Robert A. Evans 1959 B.A., 1963 M.Div.

Evans
2004William Sloane Coffin '56 Award for Peace and Justice

Robert A. Evans, '59 B.A., '63 M.Div., Executive Director of the Plowshares Institute in Simsbury, CT, was chosen for the William Sloane Coffin Award for Peace and Justice.

The Plowshares Institute seeks to promote a more just and peaceful world community through research and education, service to developing communities, and innovative training in conflict transformation.

As executive director, Evans leads intensive traveling seminars in Africa, Asia, and Latin America and conducts national and international seminars on skills training in conflict transformation. He serves as a senior fellow at the Centre for Conflict Resolution in Cape Town, South Africa and as senior trainer at the Centre for Empowering for Reconciliation and Peace based in Jakarta, Indonesia.

The William Sloane Coffin Peace and Justice Award honors the long-time Yale chaplain and civil rights activist. In presenting the award to Evans, Allison Stokes, '76 M.Phil, '81 M.Div., '81 Ph.D., said, In Robert Evans we have a person who embodies the spirit of William Sloan Coffin.

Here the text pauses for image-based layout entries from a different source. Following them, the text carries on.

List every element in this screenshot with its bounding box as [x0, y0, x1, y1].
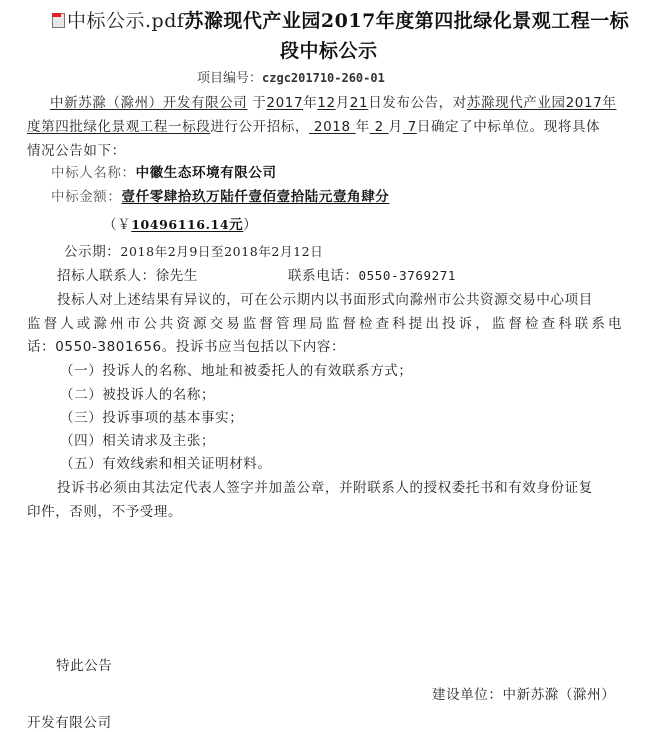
award-day: 7: [403, 119, 417, 135]
text: 于: [252, 95, 266, 111]
document-title-line1: 中标公示.pdf苏滁现代产业园2017年度第四批绿化景观工程一标: [52, 6, 629, 33]
pdf-file-icon[interactable]: [52, 13, 65, 28]
award-year: 2018: [309, 119, 356, 135]
intro-line-1: 中新苏滁（滁州）开发有限公司 于2017年12月21日发布公告，对苏滁现代产业园…: [50, 91, 616, 111]
award-month: 2: [370, 119, 389, 135]
contact-person-label: 招标人联系人：: [57, 268, 156, 284]
complaint-line-3: 话：0550-3801656。投诉书应当包括以下内容：: [27, 335, 345, 355]
winner-name-row: 中标人名称：中徽生态环境有限公司: [51, 161, 277, 181]
text: 日发布公告，对: [368, 95, 467, 111]
text: 进行公开招标，: [210, 119, 309, 135]
text: 年: [303, 95, 317, 111]
contact-phone-value: 0550-3769271: [359, 268, 457, 283]
complaint-item-2: （二）被投诉人的名称；: [60, 383, 215, 403]
requirement-line-1: 投诉书必须由其法定代表人签字并加盖公章，并附联系人的授权委托书和有效身份证复: [57, 476, 593, 496]
closing-remark: 特此公告: [56, 654, 112, 674]
issue-year: 2017: [266, 95, 303, 111]
complaint-item-4: （四）相关请求及主张；: [60, 429, 215, 449]
issuer-company: 中新苏滁（滁州）开发有限公司: [50, 95, 247, 111]
winner-name: 中徽生态环境有限公司: [136, 165, 277, 181]
text: 日确定了中标单位。现将具体: [417, 119, 600, 135]
issue-day: 21: [350, 95, 368, 111]
project-number-value: czgc201710-260-01: [262, 71, 385, 85]
text: 年: [356, 119, 370, 135]
issuer-unit-name-part1: 中新苏滁（滁州）: [503, 687, 616, 703]
winner-amount-row: 中标金额：壹仟零肆拾玖万陆仟壹佰壹拾陆元壹角肆分: [51, 185, 389, 205]
requirement-line-2: 印件，否则，不予受理。: [27, 500, 182, 520]
issuer-unit-label: 建设单位：: [432, 687, 503, 703]
text: 月: [336, 95, 350, 111]
title-text-2: 段中标公示: [280, 40, 378, 62]
winner-name-label: 中标人名称：: [51, 165, 136, 181]
text: ）: [243, 217, 257, 233]
winner-amount-number-row: （￥10496116.14元）: [103, 213, 257, 233]
issuer-unit-cont: 开发有限公司: [27, 711, 112, 731]
intro-line-2: 度第四批绿化景观工程一标段进行公开招标， 2018 年 2 月 7日确定了中标单…: [27, 115, 600, 135]
document-title-line2: 段中标公示: [280, 36, 378, 63]
winner-amount-words: 壹仟零肆拾玖万陆仟壹佰壹拾陆元壹角肆分: [122, 189, 390, 205]
complaint-line-2: 监督人或滁州市公共资源交易监督管理局监督检查科提出投诉，监督检查科联系电: [27, 312, 625, 332]
issuer-unit: 建设单位：中新苏滁（滁州）: [432, 683, 615, 703]
attachment-filename[interactable]: 中标公示.pdf: [67, 10, 184, 32]
complaint-item-1: （一）投诉人的名称、地址和被委托人的有效联系方式；: [60, 359, 413, 379]
period-label: 公示期：: [64, 244, 120, 260]
text: 月: [389, 119, 403, 135]
project-name-part2: 度第四批绿化景观工程一标段: [27, 119, 210, 135]
winner-amount-number: 10496116.14: [131, 217, 229, 232]
project-number-label: 项目编号：: [197, 71, 262, 86]
contact-phone: 联系电话：0550-3769271: [288, 264, 456, 284]
text: （￥: [103, 217, 131, 233]
contact-person: 招标人联系人：徐先生: [57, 264, 198, 284]
contact-person-name: 徐先生: [156, 268, 198, 284]
issue-month: 12: [317, 95, 335, 111]
winner-amount-label: 中标金额：: [51, 189, 122, 205]
text: 元: [229, 217, 243, 233]
complaint-item-3: （三）投诉事项的基本事实；: [60, 406, 243, 426]
intro-line-3: 情况公告如下：: [27, 139, 126, 159]
title-text-1: 苏滁现代产业园2017年度第四批绿化景观工程一标: [184, 10, 629, 32]
complaint-item-5: （五）有效线索和相关证明材料。: [60, 452, 272, 472]
publicity-period: 公示期：2018年2月9日至2018年2月12日: [64, 240, 323, 260]
project-number: 项目编号：czgc201710-260-01: [197, 67, 385, 86]
complaint-line-1: 投标人对上述结果有异议的，可在公示期内以书面形式向滁州市公共资源交易中心项目: [57, 288, 593, 308]
project-name-part1: 苏滁现代产业园2017年: [467, 95, 617, 111]
contact-phone-label: 联系电话：: [288, 268, 359, 284]
period-value: 2018年2月9日至2018年2月12日: [120, 244, 323, 259]
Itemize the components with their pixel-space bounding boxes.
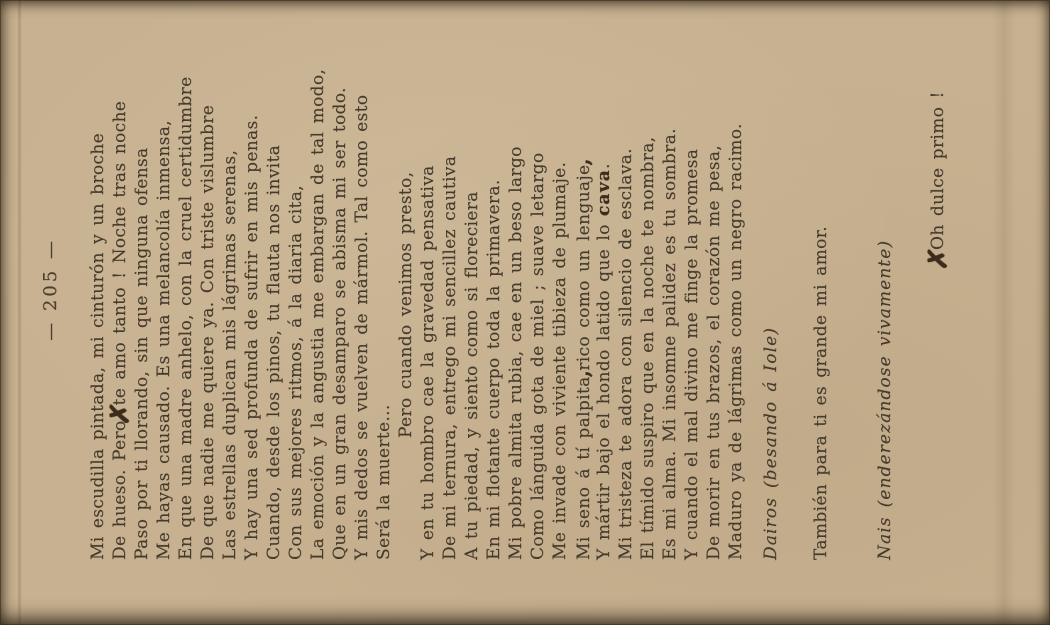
- poem-line: Mi seno á tí palpita,rico como un lengua…: [571, 0, 593, 560]
- dialogue-block: Dairos (besando á Iole)También para ti e…: [760, 0, 949, 625]
- printed-text: En mi flotante cuerpo toda la primavera.: [484, 179, 504, 560]
- paper-crease-left: [17, 0, 22, 625]
- rotated-page-wrapper: — 205 — Mi escudilla pintada, mi cinturó…: [0, 0, 1050, 625]
- poem-line: Con sus mejores ritmos, á la diaria cita…: [285, 0, 307, 560]
- page-portrait: — 205 — Mi escudilla pintada, mi cinturó…: [40, 0, 1050, 625]
- printed-text: Oh dulce primo !: [928, 91, 948, 250]
- poem-block: Mi escudilla pintada, mi cinturón y un b…: [87, 0, 747, 625]
- poem-line: Paso por ti llorando, sin que ninguna of…: [131, 0, 153, 560]
- printed-text: Y cuando el mal divino me finge la prome…: [682, 149, 702, 560]
- stage-direction-line: Nais (enderezándose vivamente): [874, 0, 896, 560]
- dialogue-line: También para ti es grande mi amor.: [810, 0, 832, 560]
- poem-line: Y hay una sed profunda de sufrir en mis …: [241, 0, 263, 560]
- poem-line: De hueso. Pero✗te amo tanto ! Noche tras…: [109, 0, 131, 560]
- scanned-book-page: — 205 — Mi escudilla pintada, mi cinturó…: [0, 0, 1050, 625]
- printed-text: Nais (enderezándose vivamente): [875, 240, 895, 560]
- pen-comma-mark: ,: [569, 158, 594, 166]
- printed-text: De mi ternura, entrego mi sencillez caut…: [440, 156, 460, 560]
- poem-line: La emoción y la angustia me embargan de …: [307, 0, 329, 560]
- printed-text: De hueso. Pero: [110, 420, 130, 560]
- printed-text: Maduro ya de lágrimas como un negro raci…: [726, 123, 746, 560]
- printed-text: Y mis dedos se vuelven de mármol. Tal co…: [352, 95, 372, 560]
- printed-text: Mi tristeza te adora con silencio de esc…: [616, 148, 636, 560]
- printed-text: Pero cuando venimos presto,: [396, 172, 416, 438]
- poem-line: En mi flotante cuerpo toda la primavera.: [483, 0, 505, 560]
- paper-crease-right: [993, 0, 1015, 625]
- pen-x-mark: ✗: [120, 403, 122, 426]
- poem-line: Es mi alma. Mi insomne palidez es tu som…: [659, 0, 681, 560]
- printed-text: Mi escudilla pintada, mi cinturón y un b…: [88, 133, 108, 560]
- poem-line: Me hayas causado. Es una melancolía inme…: [153, 0, 175, 560]
- page-number: — 205 —: [40, 0, 61, 625]
- printed-text: La emoción y la angustia me embargan de …: [308, 69, 328, 560]
- poem-line: Y mis dedos se vuelven de mármol. Tal co…: [351, 0, 373, 560]
- printed-text: El tímido suspiro que en la noche te nom…: [638, 137, 658, 560]
- pen-word-correction: cava: [593, 168, 615, 216]
- poem-line: Maduro ya de lágrimas como un negro raci…: [725, 0, 747, 560]
- poem-line: Pero cuando venimos presto,: [395, 0, 417, 560]
- poem-line: Será la muerte...: [373, 0, 395, 560]
- poem-line: Y cuando el mal divino me finge la prome…: [681, 0, 703, 560]
- poem-line: El tímido suspiro que en la noche te nom…: [637, 0, 659, 560]
- poem-line: Mi tristeza te adora con silencio de esc…: [615, 0, 637, 560]
- printed-text: Las estrellas duplican mis lágrimas sere…: [220, 150, 240, 560]
- poem-line: Y en tu hombro cae la gravedad pensativa: [417, 0, 439, 560]
- printed-text: Me hayas causado. Es una melancolía inme…: [154, 120, 174, 560]
- poem-line: Cuando, desde los pinos, tu flauta nos i…: [263, 0, 285, 560]
- printed-text: Y en tu hombro cae la gravedad pensativa: [418, 165, 438, 560]
- printed-text: Mi seno á tí palpita: [574, 376, 594, 560]
- poem-line: A tu piedad, y siento como si floreciera: [461, 0, 483, 560]
- poem-line: Mi pobre almita rubia, cae en un beso la…: [505, 0, 527, 560]
- poem-line: Como lánguida gota de miel ; suave letar…: [527, 0, 549, 560]
- stage-direction-line: Dairos (besando á Iole): [760, 0, 782, 560]
- printed-text: Es mi alma. Mi insomne palidez es tu som…: [660, 128, 680, 560]
- printed-text: Será la muerte...: [374, 404, 394, 560]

Over the course of his career, Evans has written extensively on peace building and has taught and developed peace skills for community leaders and mediators around the world. His techniques of conflict transformation have impacted the peace process from post-apartheid South Africa to the brutal Indonesian resistance to East Timor 's independence, from the slums of Peru to the streets of inner-city Los Angeles, Philadelphia and Hartford.

Evans, who served as an assistant to Coffin as a student, said he was thankful for the opportunity to follow in the footsteps of William Sloane Coffin in some minor way. He offered his own definition of the axis of evil concept that has become so much a part of the American political vocabulary of terrorism. The real axis of evil, Evans said, includes poverty, war, and environmental degradation.

Evans also studied at the universities of Edinburgh, Berlin, and Basel and received his doctorate from Union Theological Seminary in New York.  An ordained Presbyterian pastor, he has served churches in the U.S. and Europe.